本篇論文針對現今數篇缺乏較完整合成理論之微型化平衡不平衡轉換器文獻，提出可藉由等效電路的轉換於S平面上形成帶通原型電路，再運用Wenzel帶通原型電路Exact合成方式下，得到微型化電路的完整合成理論，進而從原型電路架構觀點出發，依設計響應需求，選擇有助於電路實現性與微型化效果的原型架構，最後也嘗試運用實驗室學長們所研究的三線平衡不平衡轉換器架構設計，理論上也能達到縮減電路面積功用。

另外本篇論文也引用了180度Hybrid結構，提出具第四埠之平衡不平衡轉換器，主要目的是改善當有共模訊號於平衡輸出埠端輸入時，能有第四埠負載可以將其吸收，降低對整體電路影響，隨後又考慮到實際電路面積問題，故提出以三線平衡不平衡轉換器為主體架構，並將合成上所產生的冗餘性元件採用多條耦合線方式實現，進而形成雙三線四埠平衡不平衡轉換器電路，最後以電磁模擬與實作來驗證其合成理論。

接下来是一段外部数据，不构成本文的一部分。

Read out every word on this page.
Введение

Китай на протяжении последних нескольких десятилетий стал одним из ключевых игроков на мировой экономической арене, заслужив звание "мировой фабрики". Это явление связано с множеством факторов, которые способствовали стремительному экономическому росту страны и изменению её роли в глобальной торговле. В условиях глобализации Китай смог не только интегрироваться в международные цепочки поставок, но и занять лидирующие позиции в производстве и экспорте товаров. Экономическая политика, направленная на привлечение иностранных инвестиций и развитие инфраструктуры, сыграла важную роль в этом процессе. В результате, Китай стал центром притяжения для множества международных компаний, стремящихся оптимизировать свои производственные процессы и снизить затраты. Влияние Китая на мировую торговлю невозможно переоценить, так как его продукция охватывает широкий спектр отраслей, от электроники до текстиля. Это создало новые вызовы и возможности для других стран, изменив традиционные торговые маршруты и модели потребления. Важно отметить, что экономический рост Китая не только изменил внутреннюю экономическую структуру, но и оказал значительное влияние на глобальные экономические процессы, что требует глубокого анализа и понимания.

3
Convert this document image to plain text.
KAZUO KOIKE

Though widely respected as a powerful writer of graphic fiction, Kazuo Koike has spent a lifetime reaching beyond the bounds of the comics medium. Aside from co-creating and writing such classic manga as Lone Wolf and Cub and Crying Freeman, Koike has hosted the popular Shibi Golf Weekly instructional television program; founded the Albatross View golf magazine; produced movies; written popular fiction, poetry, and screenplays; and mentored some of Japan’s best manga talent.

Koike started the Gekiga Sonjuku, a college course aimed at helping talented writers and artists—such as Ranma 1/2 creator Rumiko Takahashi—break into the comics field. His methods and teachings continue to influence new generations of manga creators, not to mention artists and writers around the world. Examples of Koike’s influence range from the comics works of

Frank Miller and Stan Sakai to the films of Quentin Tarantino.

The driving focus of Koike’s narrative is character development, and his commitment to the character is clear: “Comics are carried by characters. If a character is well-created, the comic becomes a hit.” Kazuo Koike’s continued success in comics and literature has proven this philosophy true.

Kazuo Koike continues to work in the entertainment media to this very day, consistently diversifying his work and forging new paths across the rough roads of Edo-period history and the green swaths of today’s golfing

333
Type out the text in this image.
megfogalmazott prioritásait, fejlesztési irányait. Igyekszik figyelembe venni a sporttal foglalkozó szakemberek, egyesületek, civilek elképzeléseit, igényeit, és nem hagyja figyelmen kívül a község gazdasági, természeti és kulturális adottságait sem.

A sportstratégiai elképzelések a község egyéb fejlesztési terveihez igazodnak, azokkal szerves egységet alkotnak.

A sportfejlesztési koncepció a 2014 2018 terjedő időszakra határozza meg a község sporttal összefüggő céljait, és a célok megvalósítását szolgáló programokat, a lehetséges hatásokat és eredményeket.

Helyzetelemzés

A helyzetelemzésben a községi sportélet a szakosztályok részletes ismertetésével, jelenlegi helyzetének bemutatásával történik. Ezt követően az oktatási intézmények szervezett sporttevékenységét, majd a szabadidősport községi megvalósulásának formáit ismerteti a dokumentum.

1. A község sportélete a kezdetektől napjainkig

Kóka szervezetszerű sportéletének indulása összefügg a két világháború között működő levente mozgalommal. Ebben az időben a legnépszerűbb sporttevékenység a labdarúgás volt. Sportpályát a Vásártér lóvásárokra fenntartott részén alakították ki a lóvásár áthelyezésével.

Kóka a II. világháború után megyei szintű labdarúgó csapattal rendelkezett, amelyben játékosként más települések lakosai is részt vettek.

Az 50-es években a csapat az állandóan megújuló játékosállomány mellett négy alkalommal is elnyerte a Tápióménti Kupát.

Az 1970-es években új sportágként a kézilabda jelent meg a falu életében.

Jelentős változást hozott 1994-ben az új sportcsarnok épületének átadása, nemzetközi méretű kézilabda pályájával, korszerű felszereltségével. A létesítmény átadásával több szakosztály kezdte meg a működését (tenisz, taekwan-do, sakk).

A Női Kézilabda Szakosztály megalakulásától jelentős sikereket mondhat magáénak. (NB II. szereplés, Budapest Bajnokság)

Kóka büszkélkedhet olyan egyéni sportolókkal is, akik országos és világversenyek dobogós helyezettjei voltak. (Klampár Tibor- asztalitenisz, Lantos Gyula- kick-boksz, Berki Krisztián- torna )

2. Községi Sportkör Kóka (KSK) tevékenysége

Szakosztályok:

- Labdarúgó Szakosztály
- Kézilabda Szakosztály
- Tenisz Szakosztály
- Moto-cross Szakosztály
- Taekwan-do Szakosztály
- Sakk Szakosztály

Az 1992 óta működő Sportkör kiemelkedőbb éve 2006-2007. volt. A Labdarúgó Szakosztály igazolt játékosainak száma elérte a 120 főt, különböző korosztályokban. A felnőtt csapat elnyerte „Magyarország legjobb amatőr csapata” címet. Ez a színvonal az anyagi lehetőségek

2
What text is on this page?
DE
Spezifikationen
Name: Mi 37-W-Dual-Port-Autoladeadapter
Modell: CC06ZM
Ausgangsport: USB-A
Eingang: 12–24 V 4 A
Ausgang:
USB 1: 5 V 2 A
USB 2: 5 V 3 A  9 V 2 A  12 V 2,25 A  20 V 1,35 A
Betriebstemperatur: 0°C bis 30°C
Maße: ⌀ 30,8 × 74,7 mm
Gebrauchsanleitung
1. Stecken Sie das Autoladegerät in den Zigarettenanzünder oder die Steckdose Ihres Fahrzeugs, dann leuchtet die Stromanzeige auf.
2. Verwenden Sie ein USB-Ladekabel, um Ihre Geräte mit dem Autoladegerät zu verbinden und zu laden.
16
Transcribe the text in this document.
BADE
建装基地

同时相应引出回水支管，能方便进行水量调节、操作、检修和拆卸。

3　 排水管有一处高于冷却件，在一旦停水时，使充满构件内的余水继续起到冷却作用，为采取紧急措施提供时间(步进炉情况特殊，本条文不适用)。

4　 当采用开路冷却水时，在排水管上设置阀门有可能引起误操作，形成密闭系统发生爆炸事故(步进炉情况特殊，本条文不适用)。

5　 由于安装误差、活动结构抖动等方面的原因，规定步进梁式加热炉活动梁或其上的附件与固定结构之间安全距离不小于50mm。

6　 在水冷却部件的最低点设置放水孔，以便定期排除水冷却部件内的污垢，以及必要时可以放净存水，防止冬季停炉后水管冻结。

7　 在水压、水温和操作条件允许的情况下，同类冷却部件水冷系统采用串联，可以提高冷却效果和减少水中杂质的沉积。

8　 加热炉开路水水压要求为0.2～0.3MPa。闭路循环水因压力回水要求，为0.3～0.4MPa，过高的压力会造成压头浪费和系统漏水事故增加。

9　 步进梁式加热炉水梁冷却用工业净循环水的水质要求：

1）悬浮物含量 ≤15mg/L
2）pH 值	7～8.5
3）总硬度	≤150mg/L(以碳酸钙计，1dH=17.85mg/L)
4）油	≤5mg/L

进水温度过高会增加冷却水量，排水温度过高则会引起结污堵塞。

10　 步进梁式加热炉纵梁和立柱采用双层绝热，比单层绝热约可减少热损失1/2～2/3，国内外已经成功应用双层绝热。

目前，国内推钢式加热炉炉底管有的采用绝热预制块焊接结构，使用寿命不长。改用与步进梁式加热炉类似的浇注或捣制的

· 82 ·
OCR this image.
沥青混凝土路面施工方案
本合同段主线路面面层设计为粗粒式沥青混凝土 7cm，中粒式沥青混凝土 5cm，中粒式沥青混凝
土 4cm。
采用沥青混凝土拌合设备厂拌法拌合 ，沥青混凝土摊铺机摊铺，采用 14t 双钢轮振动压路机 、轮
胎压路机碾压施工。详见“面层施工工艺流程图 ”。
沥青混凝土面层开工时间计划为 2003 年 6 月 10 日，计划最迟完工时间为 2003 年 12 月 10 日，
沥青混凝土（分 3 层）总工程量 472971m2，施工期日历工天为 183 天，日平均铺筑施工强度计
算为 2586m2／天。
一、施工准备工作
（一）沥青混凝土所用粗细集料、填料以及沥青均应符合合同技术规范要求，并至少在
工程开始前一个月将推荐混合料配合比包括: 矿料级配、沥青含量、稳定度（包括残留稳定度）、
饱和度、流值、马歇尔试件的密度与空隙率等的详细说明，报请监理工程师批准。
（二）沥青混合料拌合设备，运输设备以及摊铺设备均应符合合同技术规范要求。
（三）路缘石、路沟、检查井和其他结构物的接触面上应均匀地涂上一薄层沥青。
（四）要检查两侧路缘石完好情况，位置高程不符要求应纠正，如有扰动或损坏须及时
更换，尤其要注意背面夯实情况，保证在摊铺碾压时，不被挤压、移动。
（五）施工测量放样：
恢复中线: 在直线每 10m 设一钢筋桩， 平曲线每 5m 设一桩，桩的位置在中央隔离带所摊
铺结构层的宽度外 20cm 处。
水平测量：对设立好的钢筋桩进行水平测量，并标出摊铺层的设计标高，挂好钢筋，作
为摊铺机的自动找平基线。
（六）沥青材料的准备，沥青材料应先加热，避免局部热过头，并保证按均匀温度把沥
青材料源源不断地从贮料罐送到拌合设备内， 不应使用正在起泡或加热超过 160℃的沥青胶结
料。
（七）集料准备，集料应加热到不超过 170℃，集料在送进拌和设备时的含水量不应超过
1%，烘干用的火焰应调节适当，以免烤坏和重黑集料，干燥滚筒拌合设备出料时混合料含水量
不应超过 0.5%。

In recent years, many miniaturized baluns structure have been suggested but complete synthesis procedures and design equations are not developed. In this thesis, the proposed baluns are synthesized based on S-plane band-pass prototypes using the Richards’ transformation. Completed exact synthesis starts at properly selection of band-pass prototypes. Circuit elements are extracted by Wenzel’s method. For the circuit implementation, the synthesized prototypes are then transformed or modified to realize circuits more effectively. To validate the proposed method, three-line baluns are synthesized, which demonstrate their size reduction theoretically.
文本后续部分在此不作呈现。